Please Please Me is a play about Brian Epstein whose brief and troubled life remains relatively unknown. Tom Wright’s linear script opens with the teenage Epstein enjoying secret affairs with teddy boys while working at his dad’s record shop on Merseyside. When he spotted the Beatles at the Cavern, he was smitten by their homoerotic energy rather than their music or their potential for making tons of cash. He put them in suits to soften their image while encouraging their talent for witty backchat. ‘A little pinch of naughty but family friendly,’ was his branding message. But he lacked artistic vision and he cut a lousy deal to sell plastic Beatles dolls which cost the band a fortune and angered Paul McCartney. We don’t hear enough about these personality clashes because the show is very nearly a Beatle-free zone. Their music isn’t featured and Lennon is the only band member we meet.

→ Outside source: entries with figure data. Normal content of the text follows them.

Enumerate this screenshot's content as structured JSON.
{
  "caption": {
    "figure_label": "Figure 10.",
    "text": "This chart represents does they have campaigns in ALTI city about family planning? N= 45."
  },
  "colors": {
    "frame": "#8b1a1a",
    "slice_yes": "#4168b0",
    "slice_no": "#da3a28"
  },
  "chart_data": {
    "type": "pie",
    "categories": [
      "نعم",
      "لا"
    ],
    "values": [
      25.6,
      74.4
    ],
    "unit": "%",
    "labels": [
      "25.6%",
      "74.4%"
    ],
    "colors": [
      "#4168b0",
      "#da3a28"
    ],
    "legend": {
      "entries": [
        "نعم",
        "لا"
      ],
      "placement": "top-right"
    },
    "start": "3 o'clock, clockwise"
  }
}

What an odd creation. A Beatles show without the love

The story focuses on Epstein’s hopeless love life and his infatuation with Lennon who bullied him over his sexuality and his racial heritage. When Epstein was commissioned to write an autobiography, Lennon suggested the title Queer Jew. He seems to have wallowed in Lennon’s jibes and they had a brief affair, according to this play, at a hotel in Torremolinos while Cynthia was at home in England nursing the newborn Julian. Lennon offers a long list of pretexts for sleeping with Epstein: pity, physical curiosity, a disregard for social convention, a wish to explore the power dynamics of gay relationships. The surfeit of motives sounds a little strained. How many reasons does a man need? Later, they had a second tryst which Lennon explained more simply: ‘I wanted to prove I didn’t enjoy it.’